After rising to the top level at the conservatory, Aruán moved to Havana to attend the famed “Instituto Superior de Arte.” He spent two years in the uncompromising classical viola course before ultimately abandoning viola and returning to his first love, piano. Despite being five years older than his classmates, Aruán returned to Santiago de Cuba and re-enrolled at the conservatory, this time as a pianist.

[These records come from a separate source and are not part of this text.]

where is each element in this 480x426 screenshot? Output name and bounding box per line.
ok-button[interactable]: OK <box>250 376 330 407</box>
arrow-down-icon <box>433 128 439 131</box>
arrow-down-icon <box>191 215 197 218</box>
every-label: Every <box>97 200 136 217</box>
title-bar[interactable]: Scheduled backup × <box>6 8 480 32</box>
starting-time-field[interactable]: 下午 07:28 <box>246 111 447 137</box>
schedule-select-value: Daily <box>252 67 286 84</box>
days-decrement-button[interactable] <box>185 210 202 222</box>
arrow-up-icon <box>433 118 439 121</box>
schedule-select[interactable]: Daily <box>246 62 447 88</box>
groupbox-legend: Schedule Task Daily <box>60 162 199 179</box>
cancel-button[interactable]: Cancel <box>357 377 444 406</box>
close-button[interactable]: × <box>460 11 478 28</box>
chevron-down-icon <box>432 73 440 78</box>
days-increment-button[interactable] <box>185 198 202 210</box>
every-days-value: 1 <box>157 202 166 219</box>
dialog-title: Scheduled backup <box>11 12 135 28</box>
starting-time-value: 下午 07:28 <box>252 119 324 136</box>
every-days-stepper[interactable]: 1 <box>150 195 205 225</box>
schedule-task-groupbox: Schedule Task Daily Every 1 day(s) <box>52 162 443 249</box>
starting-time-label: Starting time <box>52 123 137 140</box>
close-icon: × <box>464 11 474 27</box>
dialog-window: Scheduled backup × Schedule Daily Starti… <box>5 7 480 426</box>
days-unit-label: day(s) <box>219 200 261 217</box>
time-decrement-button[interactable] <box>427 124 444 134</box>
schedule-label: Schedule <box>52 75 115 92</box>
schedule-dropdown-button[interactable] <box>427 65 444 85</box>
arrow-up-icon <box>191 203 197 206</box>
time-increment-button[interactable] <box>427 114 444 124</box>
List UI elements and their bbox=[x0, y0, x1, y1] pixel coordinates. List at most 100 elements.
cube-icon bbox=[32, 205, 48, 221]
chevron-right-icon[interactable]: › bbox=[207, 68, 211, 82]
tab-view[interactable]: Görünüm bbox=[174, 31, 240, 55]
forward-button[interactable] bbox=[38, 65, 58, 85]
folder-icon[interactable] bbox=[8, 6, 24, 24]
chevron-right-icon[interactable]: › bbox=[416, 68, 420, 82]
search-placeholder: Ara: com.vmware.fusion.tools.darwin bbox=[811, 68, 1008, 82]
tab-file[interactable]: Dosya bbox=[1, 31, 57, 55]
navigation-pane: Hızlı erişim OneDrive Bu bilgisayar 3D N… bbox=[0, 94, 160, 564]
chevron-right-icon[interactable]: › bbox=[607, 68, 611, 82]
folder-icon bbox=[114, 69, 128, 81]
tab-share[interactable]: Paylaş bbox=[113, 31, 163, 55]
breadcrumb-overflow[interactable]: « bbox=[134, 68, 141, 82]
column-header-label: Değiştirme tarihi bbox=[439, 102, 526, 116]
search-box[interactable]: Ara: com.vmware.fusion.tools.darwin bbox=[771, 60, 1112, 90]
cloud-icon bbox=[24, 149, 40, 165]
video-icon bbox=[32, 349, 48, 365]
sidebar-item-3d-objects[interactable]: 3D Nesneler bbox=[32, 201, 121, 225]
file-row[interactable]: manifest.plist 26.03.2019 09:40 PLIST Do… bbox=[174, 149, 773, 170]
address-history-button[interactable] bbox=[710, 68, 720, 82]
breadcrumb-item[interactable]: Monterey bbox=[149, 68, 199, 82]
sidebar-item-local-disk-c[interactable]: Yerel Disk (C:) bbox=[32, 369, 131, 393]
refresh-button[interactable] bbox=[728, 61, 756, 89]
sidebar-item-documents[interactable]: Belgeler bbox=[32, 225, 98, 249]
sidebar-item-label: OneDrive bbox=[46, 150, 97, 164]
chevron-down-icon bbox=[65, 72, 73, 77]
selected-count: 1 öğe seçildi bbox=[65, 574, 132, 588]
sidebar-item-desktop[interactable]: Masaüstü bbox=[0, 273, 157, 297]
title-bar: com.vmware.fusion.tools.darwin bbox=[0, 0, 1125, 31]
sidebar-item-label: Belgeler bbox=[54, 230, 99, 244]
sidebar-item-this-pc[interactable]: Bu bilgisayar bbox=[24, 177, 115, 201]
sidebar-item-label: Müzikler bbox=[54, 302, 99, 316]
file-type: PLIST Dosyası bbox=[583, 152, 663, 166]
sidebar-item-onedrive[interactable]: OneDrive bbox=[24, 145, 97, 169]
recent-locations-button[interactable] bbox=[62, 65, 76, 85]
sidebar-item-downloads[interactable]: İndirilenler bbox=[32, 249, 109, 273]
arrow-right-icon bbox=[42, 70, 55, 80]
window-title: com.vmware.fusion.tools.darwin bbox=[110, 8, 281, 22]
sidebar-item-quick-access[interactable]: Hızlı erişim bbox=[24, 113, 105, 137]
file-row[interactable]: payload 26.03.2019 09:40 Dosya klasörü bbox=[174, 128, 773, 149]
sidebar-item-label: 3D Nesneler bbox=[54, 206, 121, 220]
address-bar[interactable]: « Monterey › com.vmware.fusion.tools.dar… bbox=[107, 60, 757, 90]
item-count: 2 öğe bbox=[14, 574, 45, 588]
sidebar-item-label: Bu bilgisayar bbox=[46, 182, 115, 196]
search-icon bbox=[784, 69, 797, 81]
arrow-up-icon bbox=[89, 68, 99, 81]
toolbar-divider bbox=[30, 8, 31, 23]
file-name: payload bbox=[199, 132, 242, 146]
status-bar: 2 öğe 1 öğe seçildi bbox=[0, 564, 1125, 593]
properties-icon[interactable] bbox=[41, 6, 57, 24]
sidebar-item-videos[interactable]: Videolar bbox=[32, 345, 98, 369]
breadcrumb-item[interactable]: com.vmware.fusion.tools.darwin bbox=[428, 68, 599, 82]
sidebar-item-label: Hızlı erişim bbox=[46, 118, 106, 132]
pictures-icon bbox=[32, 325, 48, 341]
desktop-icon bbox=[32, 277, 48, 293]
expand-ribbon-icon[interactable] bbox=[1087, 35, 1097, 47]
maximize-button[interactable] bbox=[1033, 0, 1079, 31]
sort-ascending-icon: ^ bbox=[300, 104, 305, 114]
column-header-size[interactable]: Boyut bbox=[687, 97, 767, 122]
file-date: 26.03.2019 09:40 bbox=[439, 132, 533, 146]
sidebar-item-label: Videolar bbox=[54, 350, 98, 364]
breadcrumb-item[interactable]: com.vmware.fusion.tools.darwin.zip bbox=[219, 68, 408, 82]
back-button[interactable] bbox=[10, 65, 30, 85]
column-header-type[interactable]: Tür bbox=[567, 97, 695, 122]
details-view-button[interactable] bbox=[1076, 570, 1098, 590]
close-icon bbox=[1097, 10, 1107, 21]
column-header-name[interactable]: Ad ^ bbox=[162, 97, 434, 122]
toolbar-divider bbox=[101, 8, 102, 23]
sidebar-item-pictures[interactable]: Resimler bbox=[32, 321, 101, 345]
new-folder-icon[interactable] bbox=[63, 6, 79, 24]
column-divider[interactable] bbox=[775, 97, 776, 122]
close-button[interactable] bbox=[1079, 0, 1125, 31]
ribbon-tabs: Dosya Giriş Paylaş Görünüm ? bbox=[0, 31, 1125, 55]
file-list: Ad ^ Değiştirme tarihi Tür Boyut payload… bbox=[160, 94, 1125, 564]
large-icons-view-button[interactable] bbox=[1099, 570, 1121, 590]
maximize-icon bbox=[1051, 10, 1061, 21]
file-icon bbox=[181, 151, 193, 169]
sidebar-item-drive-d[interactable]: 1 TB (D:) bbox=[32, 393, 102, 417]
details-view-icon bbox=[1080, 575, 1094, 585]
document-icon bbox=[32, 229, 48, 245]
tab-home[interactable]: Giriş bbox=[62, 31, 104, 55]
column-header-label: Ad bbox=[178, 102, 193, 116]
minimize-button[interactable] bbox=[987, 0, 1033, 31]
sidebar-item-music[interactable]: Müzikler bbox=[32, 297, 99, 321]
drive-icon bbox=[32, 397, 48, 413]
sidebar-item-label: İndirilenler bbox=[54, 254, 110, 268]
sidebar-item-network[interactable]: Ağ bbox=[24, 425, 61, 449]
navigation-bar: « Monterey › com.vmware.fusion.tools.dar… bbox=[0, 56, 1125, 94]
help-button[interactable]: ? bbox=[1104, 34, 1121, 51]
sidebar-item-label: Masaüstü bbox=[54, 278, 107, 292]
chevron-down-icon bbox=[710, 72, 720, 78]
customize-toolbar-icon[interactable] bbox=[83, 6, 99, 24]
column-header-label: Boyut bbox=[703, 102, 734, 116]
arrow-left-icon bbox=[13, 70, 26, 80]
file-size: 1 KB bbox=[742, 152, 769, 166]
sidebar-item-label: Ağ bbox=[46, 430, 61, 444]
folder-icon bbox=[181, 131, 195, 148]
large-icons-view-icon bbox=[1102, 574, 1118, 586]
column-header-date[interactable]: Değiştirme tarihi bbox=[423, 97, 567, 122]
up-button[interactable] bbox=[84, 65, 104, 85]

In 1996, when Aruán was 22, a cassette tape of his original music for piano found its way to the great pianist and educator, Cecilio Tieles, leading to an invitation to continue his classical piano studies in Spain. Of all the time that Aruán has spent studying music, he credits his three years studying with Tieles in Catalonia as the most rigorous. It was here he dove deep into the music of the great composers, chief among them the Catalonian master Fredrico Mompou, whose “Musica Callada” is represented on this record. In 1999 Aruán transferred to a modern music conservatory in Barcelona where he could finally start a formal study of Jazz. From there, Aruán won a scholarship to the Berklee School of Music in Boston. However, he spent an additional two years in Spain saving for his trip, mostly from giving salsa lessons. So it was not until 2002 that Aruán arrived Stateside, a full 22 years after starting his musical studies. A life drenched in musical pursuit.
To make a record of Cervantes and other giants of Cuban classical music like Romeu and Lecuona is something that Aruán called “A huge responsibility…I wanted to tackle these pieces from a different angle. They are written very clean—like Mozart. This music is written so completely that it doesn’t really lend itself to improvisation. I wanted to very carefully add embellishments without changing the character of the piece but using the same vocabulary.” As a composer and improviser, Aruán’s recorded work, full of shifting meters and enigmatic titles, is relentlessly modern. Here, in contrast, he’s interpreting music that is nakedly romantic, crystalline and exposed.
After fifteen years in the United States and nine records under his own name, this recording is a fresh look at the music that shaped Aruán’s youth. An examination of the musical fabric of Cuba from an artist now raising two sons of his own in his adopted home of Brooklyn. There’s no easy reductive comparisons to make here, not composer vs. interpretation, nor improvisation vs. composition, nor modernity vs. history. Instead, I hear a persistent undertone—a spirit shaped throughout the globe and the resonance of a life lived in music.